Follow-up could be conducted in person, by phone, mail, and via computer when the technology is available. Most preferable is an in-person contact.

Computer programs which may do case load management are available to help counselors track information and perform follow-up.

Priorities for Follow-Up

People  with multiple health risks must be at the top of the list. People  in key positions like union leaders or department heads with health risks should also be contacted early so that they learn what the program is about and can share the information with others.

Individuals  who need a medical investigation for high blood pressure or cholesterol should also be targeted early. Many workers will have seen their physicians so of the screening, but some will need more encouragement to do so. Those with no health risks can be followed up each year.

A follow-up counseling session can take 20 to 45 minutes. at minimum, follow-up must include those who were told to seek medical investigation for high blood pressure readings, high cholesterol readings, or borderline high blood cholesterol readings with 2 or more other risk factors.

It may include those who were identified as at-risk for one or more of the other major risk factors -  at-risk levels of alcohol consumption, being overweight, and having low HDL.

Follow-Up With Physicians

A letter (see forms) ought to be sent to the physician or clinic of each staff member who has high blood pressure, high cholesterol, or is under a physician’s care.

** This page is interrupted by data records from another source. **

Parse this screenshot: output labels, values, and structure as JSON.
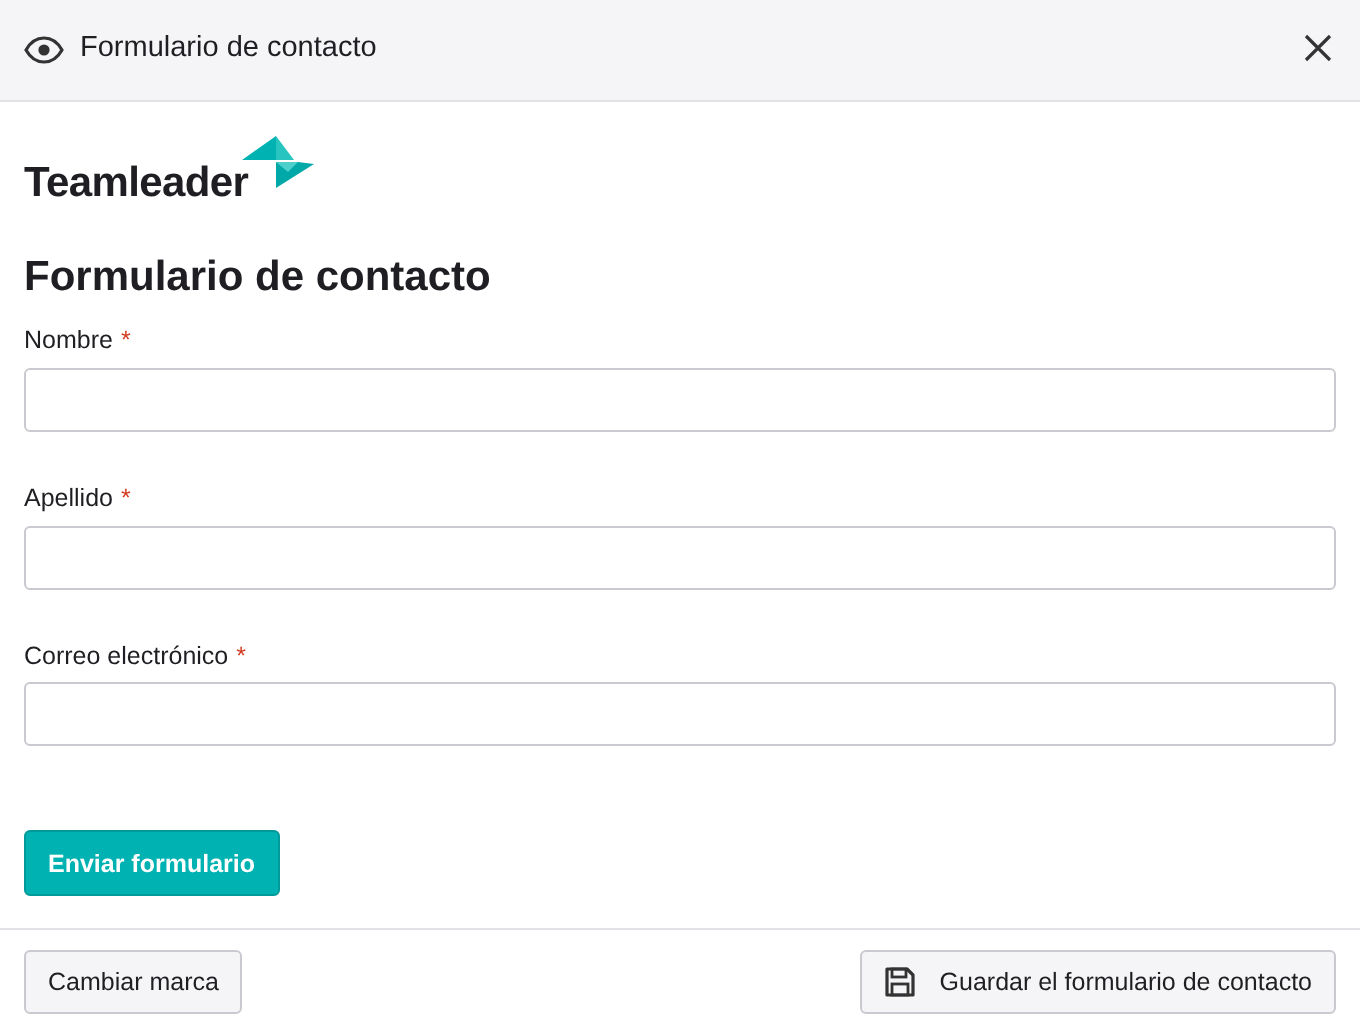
{
  "window": {
    "title": "Formulario de contacto"
  },
  "logo": {
    "text": "Teamleader"
  },
  "form": {
    "title": "Formulario de contacto",
    "fields": [
      {
        "label": "Nombre",
        "marker": "*"
      },
      {
        "label": "Apellido",
        "marker": "*"
      },
      {
        "label": "Correo electrónico",
        "marker": "*"
      }
    ],
    "submit": "Enviar formulario"
  },
  "footer": {
    "buttons": [
      {
        "label": "Cambiar marca",
        "kind": "plain"
      },
      {
        "label": "Guardar el formulario de contacto",
        "kind": "save"
      }
    ]
  }
}
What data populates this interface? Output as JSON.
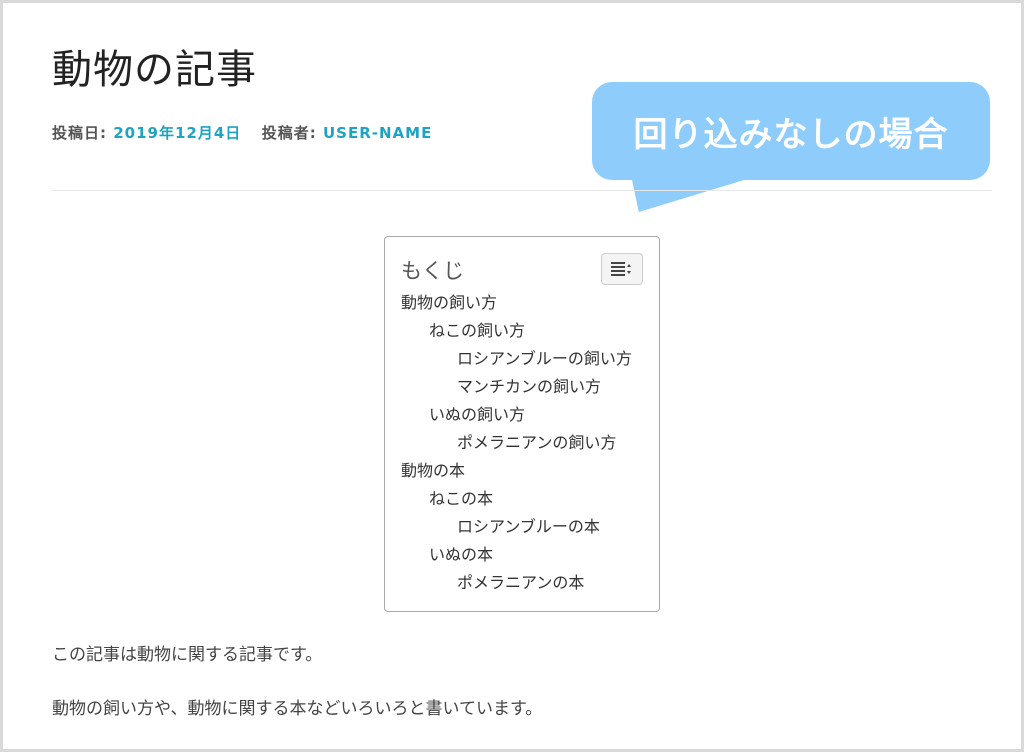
{
  "post": {
    "title": "動物の記事",
    "posted_on_label": "投稿日:",
    "date": "2019年12月4日",
    "posted_by_label": "投稿者:",
    "author": "USER-NAME",
    "paragraphs": [
      "この記事は動物に関する記事です。",
      "動物の飼い方や、動物に関する本などいろいろと書いています。"
    ]
  },
  "callout": {
    "text": "回り込みなしの場合",
    "color": "#8ecdfb"
  },
  "toc": {
    "title": "もくじ",
    "toggle_icon": "list-toggle-icon",
    "items": [
      {
        "label": "動物の飼い方",
        "level": 1
      },
      {
        "label": "ねこの飼い方",
        "level": 2
      },
      {
        "label": "ロシアンブルーの飼い方",
        "level": 3
      },
      {
        "label": "マンチカンの飼い方",
        "level": 3
      },
      {
        "label": "いぬの飼い方",
        "level": 2
      },
      {
        "label": "ポメラニアンの飼い方",
        "level": 3
      },
      {
        "label": "動物の本",
        "level": 1
      },
      {
        "label": "ねこの本",
        "level": 2
      },
      {
        "label": "ロシアンブルーの本",
        "level": 3
      },
      {
        "label": "いぬの本",
        "level": 2
      },
      {
        "label": "ポメラニアンの本",
        "level": 3
      }
    ]
  },
  "colors": {
    "link": "#1fa3c4",
    "frame": "#d9d9d9"
  }
}
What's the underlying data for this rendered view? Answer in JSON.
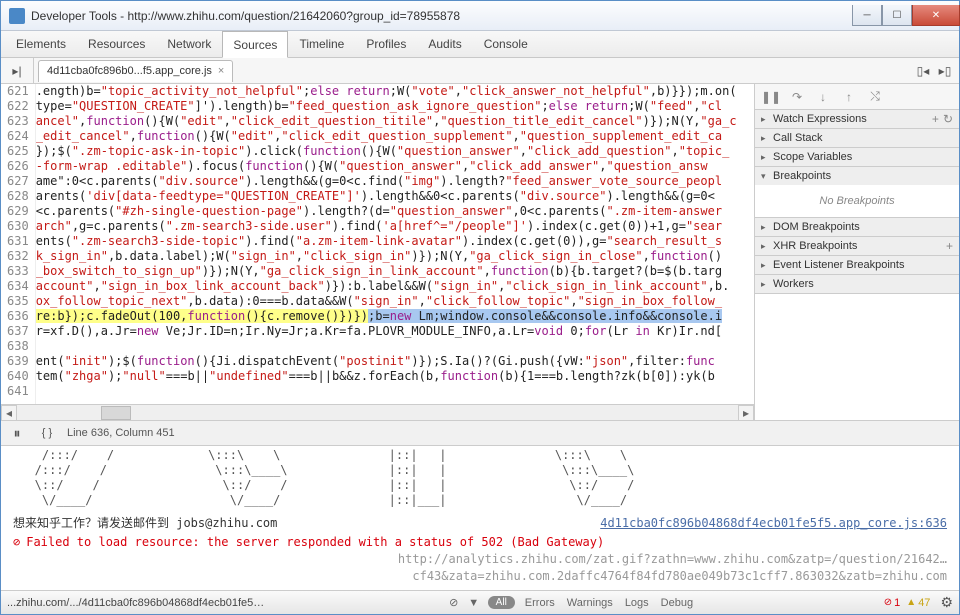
{
  "window": {
    "title": "Developer Tools - http://www.zhihu.com/question/21642060?group_id=78955878"
  },
  "tabs": [
    "Elements",
    "Resources",
    "Network",
    "Sources",
    "Timeline",
    "Profiles",
    "Audits",
    "Console"
  ],
  "source": {
    "tab": "4d11cba0fc896b0...f5.app_core.js",
    "first_line": "621",
    "cursor": "Line 636, Column 451"
  },
  "sidebar": {
    "0": "Watch Expressions",
    "1": "Call Stack",
    "2": "Scope Variables",
    "3": "Breakpoints",
    "4": "DOM Breakpoints",
    "5": "XHR Breakpoints",
    "6": "Event Listener Breakpoints",
    "7": "Workers",
    "breakpoints_empty": "No Breakpoints"
  },
  "console": {
    "recruit": "想来知乎工作？请发送邮件到 jobs@zhihu.com",
    "link": "4d11cba0fc896b04868df4ecb01fe5f5.app_core.js:636",
    "error": "Failed to load resource: the server responded with a status of 502 (Bad Gateway)",
    "grey1": "http://analytics.zhihu.com/zat.gif?zathn=www.zhihu.com&zatp=/question/21642…",
    "grey2": "cf43&zata=zhihu.com.2daffc4764f84fd780ae049b73c1cff7.863032&zatb=zhihu.com"
  },
  "status": {
    "path": "...zhihu.com/.../4d11cba0fc896b04868df4ecb01fe5f5.app...",
    "filters": [
      "All",
      "Errors",
      "Warnings",
      "Logs",
      "Debug"
    ],
    "errors": "1",
    "warnings": "47"
  }
}
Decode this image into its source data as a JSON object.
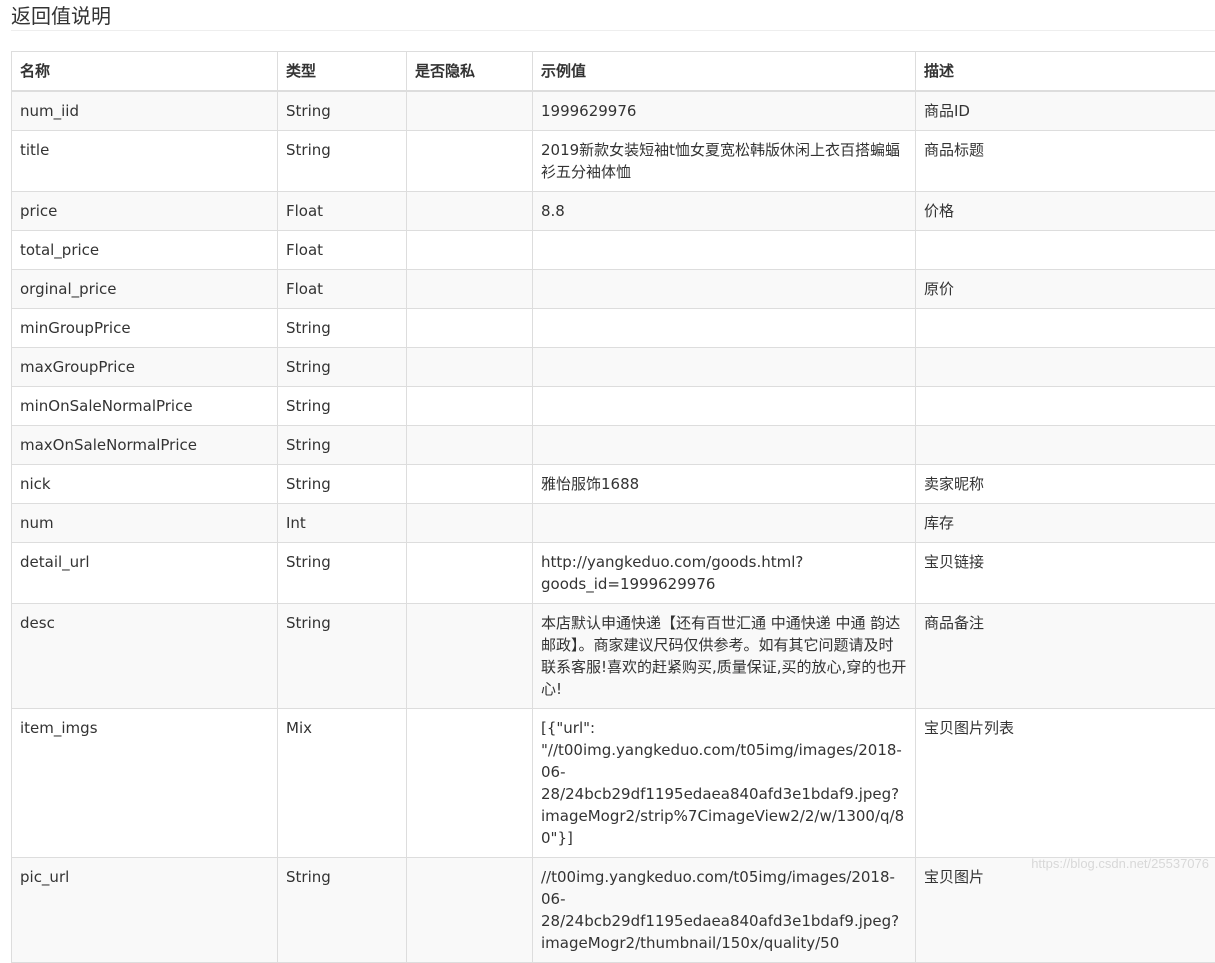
{
  "section": {
    "title": "返回值说明"
  },
  "table": {
    "headers": [
      "名称",
      "类型",
      "是否隐私",
      "示例值",
      "描述"
    ],
    "rows": [
      {
        "name": "num_iid",
        "type": "String",
        "private": "",
        "example": "1999629976",
        "desc": "商品ID"
      },
      {
        "name": "title",
        "type": "String",
        "private": "",
        "example": "2019新款女装短袖t恤女夏宽松韩版休闲上衣百搭蝙蝠衫五分袖体恤",
        "desc": "商品标题"
      },
      {
        "name": "price",
        "type": "Float",
        "private": "",
        "example": "8.8",
        "desc": "价格"
      },
      {
        "name": "total_price",
        "type": "Float",
        "private": "",
        "example": "",
        "desc": ""
      },
      {
        "name": "orginal_price",
        "type": "Float",
        "private": "",
        "example": "",
        "desc": "原价"
      },
      {
        "name": "minGroupPrice",
        "type": "String",
        "private": "",
        "example": "",
        "desc": ""
      },
      {
        "name": "maxGroupPrice",
        "type": "String",
        "private": "",
        "example": "",
        "desc": ""
      },
      {
        "name": "minOnSaleNormalPrice",
        "type": "String",
        "private": "",
        "example": "",
        "desc": ""
      },
      {
        "name": "maxOnSaleNormalPrice",
        "type": "String",
        "private": "",
        "example": "",
        "desc": ""
      },
      {
        "name": "nick",
        "type": "String",
        "private": "",
        "example": "雅怡服饰1688",
        "desc": "卖家昵称"
      },
      {
        "name": "num",
        "type": "Int",
        "private": "",
        "example": "",
        "desc": "库存"
      },
      {
        "name": "detail_url",
        "type": "String",
        "private": "",
        "example": "http://yangkeduo.com/goods.html?goods_id=1999629976",
        "desc": "宝贝链接"
      },
      {
        "name": "desc",
        "type": "String",
        "private": "",
        "example": "本店默认申通快递【还有百世汇通 中通快递 中通 韵达 邮政】。商家建议尺码仅供参考。如有其它问题请及时联系客服!喜欢的赶紧购买,质量保证,买的放心,穿的也开心!",
        "desc": "商品备注"
      },
      {
        "name": "item_imgs",
        "type": "Mix",
        "private": "",
        "example": "[{\"url\": \"//t00img.yangkeduo.com/t05img/images/2018-06-28/24bcb29df1195edaea840afd3e1bdaf9.jpeg?imageMogr2/strip%7CimageView2/2/w/1300/q/80\"}]",
        "desc": "宝贝图片列表"
      },
      {
        "name": "pic_url",
        "type": "String",
        "private": "",
        "example": "//t00img.yangkeduo.com/t05img/images/2018-06-28/24bcb29df1195edaea840afd3e1bdaf9.jpeg?imageMogr2/thumbnail/150x/quality/50",
        "desc": "宝贝图片"
      }
    ]
  },
  "watermark": "https://blog.csdn.net/25537076"
}
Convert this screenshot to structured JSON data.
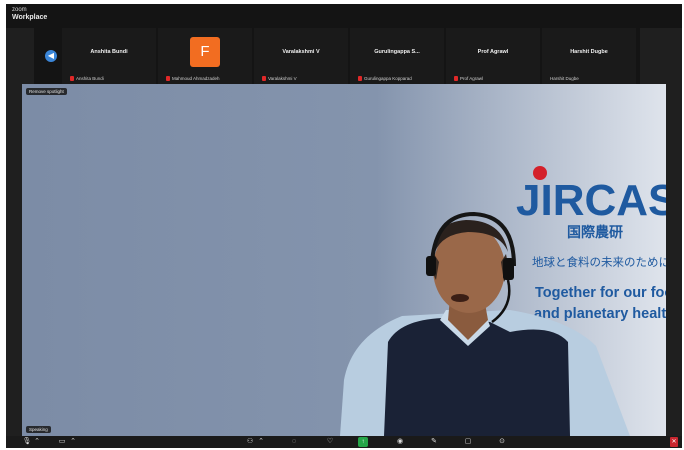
{
  "app": {
    "title": "zoom",
    "subtitle": "Workplace"
  },
  "participants": [
    {
      "name": "Anshita Bundi",
      "label": "Anshita Bundi",
      "muted": true
    },
    {
      "name": "",
      "avatar_letter": "F",
      "avatar_color": "#f26d21",
      "label": "Mahmoud Ahmadzadeh",
      "muted": true
    },
    {
      "name": "Varalakshmi V",
      "label": "Varalakshmi V",
      "muted": true
    },
    {
      "name": "Gurulingappa S...",
      "label": "Gurulingappa Kopparad",
      "muted": true
    },
    {
      "name": "Prof Agrawl",
      "label": "Prof Agrawl",
      "muted": true
    },
    {
      "name": "Harshit Dugbe",
      "label": "Harshit Dugbe",
      "muted": false
    }
  ],
  "main_video": {
    "spotlight_label": "Remove spotlight",
    "speaker_label": "Speaking",
    "logo_text": "JIRCAS",
    "logo_jp": "国際農研",
    "jp_tagline": "地球と食料の未来のために",
    "en_tagline_1": "Together for our food",
    "en_tagline_2": "and planetary health"
  },
  "colors": {
    "brand_blue": "#1f5aa0",
    "brand_red": "#d4202a",
    "mute_red": "#e02828",
    "share_green": "#25a548"
  },
  "toolbar": {
    "icons": [
      "microphone-icon",
      "video-camera-icon",
      "participants-icon",
      "chat-icon",
      "reactions-icon",
      "share-screen-icon",
      "record-icon",
      "apps-icon",
      "whiteboard-icon",
      "more-icon",
      "end-meeting-icon"
    ]
  }
}
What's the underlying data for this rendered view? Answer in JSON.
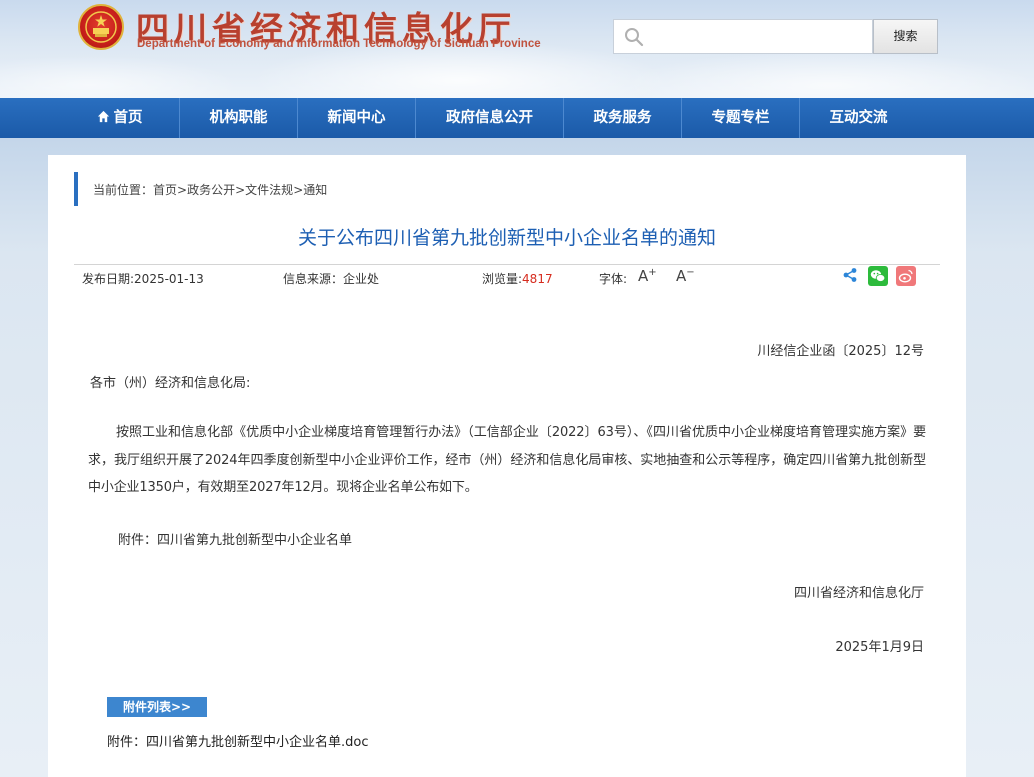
{
  "header": {
    "title": "四川省经济和信息化厅",
    "subtitle": "Department of Economy and Information Technology of Sichuan Province",
    "search_placeholder": "",
    "search_button": "搜索",
    "emblem_icon": "national-emblem-icon",
    "brand_color": "#b8402f"
  },
  "nav": {
    "items": [
      {
        "label": "首页",
        "icon": "home-icon"
      },
      {
        "label": "机构职能"
      },
      {
        "label": "新闻中心"
      },
      {
        "label": "政府信息公开"
      },
      {
        "label": "政务服务"
      },
      {
        "label": "专题专栏"
      },
      {
        "label": "互动交流"
      }
    ],
    "bg_color": "#1f62b4"
  },
  "breadcrumb": {
    "prefix": "当前位置：",
    "items": [
      "首页",
      "政务公开",
      "文件法规",
      "通知"
    ],
    "separator": ">"
  },
  "article": {
    "title": "关于公布四川省第九批创新型中小企业名单的通知",
    "meta": {
      "date_label": "发布日期:2025-01-13",
      "source_label": "信息来源：企业处",
      "views_label": "浏览量:",
      "views": "4817",
      "font_label": "字体:",
      "font_increase": "A",
      "font_decrease": "A"
    },
    "doc_number": "川经信企业函〔2025〕12号",
    "salutation": "各市（州）经济和信息化局:",
    "body": "按照工业和信息化部《优质中小企业梯度培育管理暂行办法》（工信部企业〔2022〕63号）、《四川省优质中小企业梯度培育管理实施方案》要求，我厅组织开展了2024年四季度创新型中小企业评价工作，经市（州）经济和信息化局审核、实地抽查和公示等程序，确定四川省第九批创新型中小企业1350户，有效期至2027年12月。现将企业名单公布如下。",
    "attachment": "附件：四川省第九批创新型中小企业名单",
    "signature": "四川省经济和信息化厅",
    "date": "2025年1月9日",
    "attachments_tab": "附件列表>>",
    "file_prefix": "附件：",
    "file_name": "四川省第九批创新型中小企业名单.doc",
    "views_color": "#d62c1f",
    "title_color": "#1d5fb3"
  },
  "share": {
    "share_icon": "share-icon",
    "wechat_icon": "wechat-icon",
    "weibo_icon": "weibo-icon"
  }
}
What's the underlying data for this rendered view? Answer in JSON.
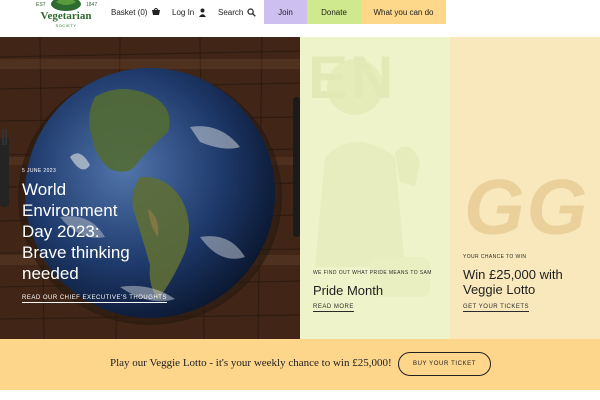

The letter ought to explain the program and ought to include the employee’s relevant, current health measurements.

Along with the letter, send a self-addressed return envelope. Follow-up with the physician must be repeated every 6 months until it’s determined that the employee is under satisfactory control.

Contacting the physician is important for three reasons -

• the doctors receive employees’ health measurements taken at the worksite.

• You receive the blood pressure (BP) and cholesterol readings the physician takes and information on the treatment the physician prescribes.

Many times the worker doesn’t have this information or doesn’t remember it. the information may be used when counseling the worker.

• Follow-up encourages doctors to pay closer attention to heart illness risk factors among their patients.